Barton was endowed with high intelligence and a comparable degree of personal courage. The former is exemplified by his clutch of academic medical qualifications gained in the UK and the USA; the latter by the courage he showed when, as a medical student, regardless of his health and safety, he volunteered to help the surviving skeletal, disease-ridden victims of Belsen, one of the most notorious purpose-built Nazi death camps, when it was liberated at the end of the Second World War.
However, sadly perhaps, at times Barton could exhibit a variety of courage neighbouring on foolhardiness: he insisted on speaking his mind when others would have found it politic to keep their own counsel. A case in point was his allegation on 1 March 1963 at the annual conference of the National Association for Mental Health in London that ‘dud consultant psychiatrists — it is not a few’ should be given a golden handshake ‘for a cheque for perhaps £5000 or £10 000’. It was a similar blunt allegation in a letter published in The Lancet, which he refused to retract, that led to him relinquishing his job. Shortly after this, he shook the dust of England from his feet to find his fame and fortune in the New World; a successful move, as his subsequent career was to prove.
Barton qualified MB BS(Lond) from Westminster Hospital in 1949. He completed his National Service in the Royal Navy after which he was appointed Registrar and Clinical Tutor in both medicine and psychiatry at Westminster. Having chosen psychiatry as his life's work, he began his training at the Maudsley under Professor Sir Aubrey Lewis. Then he was appointed Senior Medical Officer at Shenley Hospital, Radlett, Hertfordshire, to be followed by his appointment in 1960 to the important post as Physician Superintendent of Severalls Hospital, Colchester, Essex. He obtained the DPM(Eng) in 1954 and was elected to the foundation fellowship of the Royal College of Psychiatrists in 1971. To his great credit, he obtained the MRCP(Lond) in 1959, 10 years after he qualified.
Importantly, it was his experience at Shenley and Severalls, neither of which could be considered to be in the van of progressive thought and practice at that time, that led to the publication of Barton's magnum opus, Institutional Neurosis. Published in 1976, it ran to three editions and was translated into several languages, including Greek.
In essence, Barton's thesis was that patients incarcerated in mental hospitals without employment or stimulation developed a neurotic condition over and above the psychiatric condition which occasioned their admission. In everyday parlance, he sought to demonstrate the age-old maxim, namely, ‘No work is a dangerous occupation’, a maxim as true for the insane as it is for the sane.
It is a fact that while Barton was at the helm at Severalls, the discharges plummeted. But — and here's the rub — was the dramatic fall due to an active pursuance of Barton's personal policy, or was it, as is claimed, an expression of genuine therapeutic miracles?

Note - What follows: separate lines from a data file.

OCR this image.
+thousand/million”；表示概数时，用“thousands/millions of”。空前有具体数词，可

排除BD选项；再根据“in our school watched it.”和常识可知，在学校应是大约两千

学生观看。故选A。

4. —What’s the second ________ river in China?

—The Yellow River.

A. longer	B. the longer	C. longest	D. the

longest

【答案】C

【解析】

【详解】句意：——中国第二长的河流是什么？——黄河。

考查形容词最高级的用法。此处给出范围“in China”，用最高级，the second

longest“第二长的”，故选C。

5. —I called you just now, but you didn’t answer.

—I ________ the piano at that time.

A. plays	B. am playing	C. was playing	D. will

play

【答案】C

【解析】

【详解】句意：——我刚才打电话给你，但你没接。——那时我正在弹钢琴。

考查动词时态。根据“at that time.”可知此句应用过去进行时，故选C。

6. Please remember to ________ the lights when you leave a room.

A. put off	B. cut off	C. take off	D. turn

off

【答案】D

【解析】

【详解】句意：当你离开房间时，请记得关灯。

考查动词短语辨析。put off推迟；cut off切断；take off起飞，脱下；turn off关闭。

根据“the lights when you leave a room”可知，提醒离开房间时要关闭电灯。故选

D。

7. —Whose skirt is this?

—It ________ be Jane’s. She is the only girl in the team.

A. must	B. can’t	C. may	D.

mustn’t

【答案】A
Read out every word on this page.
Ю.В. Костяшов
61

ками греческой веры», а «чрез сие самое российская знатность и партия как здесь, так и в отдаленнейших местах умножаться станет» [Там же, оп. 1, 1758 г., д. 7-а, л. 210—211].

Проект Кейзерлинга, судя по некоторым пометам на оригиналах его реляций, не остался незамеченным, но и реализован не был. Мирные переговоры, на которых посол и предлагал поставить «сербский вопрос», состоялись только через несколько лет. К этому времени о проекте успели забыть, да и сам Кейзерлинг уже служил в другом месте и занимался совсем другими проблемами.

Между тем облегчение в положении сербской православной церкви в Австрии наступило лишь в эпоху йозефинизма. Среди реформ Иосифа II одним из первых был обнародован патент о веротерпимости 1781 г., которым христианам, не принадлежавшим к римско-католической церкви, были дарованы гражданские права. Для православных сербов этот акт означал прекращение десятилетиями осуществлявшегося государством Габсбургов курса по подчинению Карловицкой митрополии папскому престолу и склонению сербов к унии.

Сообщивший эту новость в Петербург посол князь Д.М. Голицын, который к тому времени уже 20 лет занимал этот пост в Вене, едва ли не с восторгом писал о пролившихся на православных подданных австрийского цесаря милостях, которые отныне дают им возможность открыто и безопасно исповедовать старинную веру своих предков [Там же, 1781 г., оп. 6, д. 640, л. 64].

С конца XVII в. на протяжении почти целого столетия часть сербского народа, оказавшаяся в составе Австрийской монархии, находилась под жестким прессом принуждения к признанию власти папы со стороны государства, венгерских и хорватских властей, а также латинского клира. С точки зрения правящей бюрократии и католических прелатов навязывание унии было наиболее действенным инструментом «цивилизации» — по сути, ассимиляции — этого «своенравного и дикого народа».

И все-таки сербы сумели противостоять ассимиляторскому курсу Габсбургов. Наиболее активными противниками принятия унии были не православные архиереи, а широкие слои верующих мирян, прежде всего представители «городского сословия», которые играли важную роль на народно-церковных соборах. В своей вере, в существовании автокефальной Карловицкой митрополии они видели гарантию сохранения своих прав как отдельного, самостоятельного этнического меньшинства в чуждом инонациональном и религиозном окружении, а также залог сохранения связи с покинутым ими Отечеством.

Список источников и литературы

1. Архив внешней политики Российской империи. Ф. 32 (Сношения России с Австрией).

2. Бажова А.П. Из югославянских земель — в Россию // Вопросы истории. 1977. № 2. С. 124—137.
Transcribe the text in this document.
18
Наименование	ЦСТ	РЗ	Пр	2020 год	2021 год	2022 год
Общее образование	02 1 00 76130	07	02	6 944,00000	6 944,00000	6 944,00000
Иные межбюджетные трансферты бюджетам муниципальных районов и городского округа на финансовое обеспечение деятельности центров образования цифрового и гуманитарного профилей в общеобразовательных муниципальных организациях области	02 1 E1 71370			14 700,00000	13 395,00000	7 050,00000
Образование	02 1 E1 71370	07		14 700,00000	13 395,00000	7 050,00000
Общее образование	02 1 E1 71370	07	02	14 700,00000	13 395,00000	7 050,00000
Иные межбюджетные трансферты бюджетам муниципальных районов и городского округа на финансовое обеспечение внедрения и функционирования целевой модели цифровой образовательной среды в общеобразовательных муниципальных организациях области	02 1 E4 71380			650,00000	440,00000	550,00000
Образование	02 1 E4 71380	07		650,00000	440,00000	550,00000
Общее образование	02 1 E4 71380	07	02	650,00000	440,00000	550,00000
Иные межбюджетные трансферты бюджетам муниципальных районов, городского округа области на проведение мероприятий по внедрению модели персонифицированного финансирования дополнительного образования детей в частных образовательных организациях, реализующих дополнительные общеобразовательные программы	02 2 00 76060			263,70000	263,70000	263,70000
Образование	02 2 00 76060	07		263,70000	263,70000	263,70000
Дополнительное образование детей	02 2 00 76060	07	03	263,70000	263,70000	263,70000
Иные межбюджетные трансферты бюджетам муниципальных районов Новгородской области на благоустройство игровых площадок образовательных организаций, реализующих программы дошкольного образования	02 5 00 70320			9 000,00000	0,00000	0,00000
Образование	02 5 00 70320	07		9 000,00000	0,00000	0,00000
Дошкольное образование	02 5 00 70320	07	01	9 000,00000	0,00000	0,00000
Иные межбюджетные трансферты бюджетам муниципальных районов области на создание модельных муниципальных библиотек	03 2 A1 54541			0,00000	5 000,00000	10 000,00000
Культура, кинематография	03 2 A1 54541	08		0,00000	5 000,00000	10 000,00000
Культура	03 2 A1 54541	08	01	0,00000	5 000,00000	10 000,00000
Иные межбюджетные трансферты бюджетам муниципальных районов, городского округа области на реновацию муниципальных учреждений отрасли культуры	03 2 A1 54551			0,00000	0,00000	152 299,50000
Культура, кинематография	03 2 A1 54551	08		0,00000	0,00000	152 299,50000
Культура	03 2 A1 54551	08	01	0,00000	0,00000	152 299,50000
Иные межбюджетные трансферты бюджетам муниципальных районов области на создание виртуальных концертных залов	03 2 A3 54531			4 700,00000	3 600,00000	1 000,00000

The motion was actively, even acrimoniously, debated in the 1963 columns of The Lancet. The arguments for and against make intriguing reading and are strongly recommended.
What is beyond doubt, however, is that Barton's views were sweet music to the ears of politicians of both major parties and must have provided ammunition for those who advocated closure of the mental hospitals in favour of ‘community care’.
The wisdom of the decision is still being debated and one wonders, if it ever came to a vote, how Barton would cast his in the light of today's experience, both here and in the USA.
Russell Barton leaves a widow, two daughters and many friends on both sides of the Atlantic.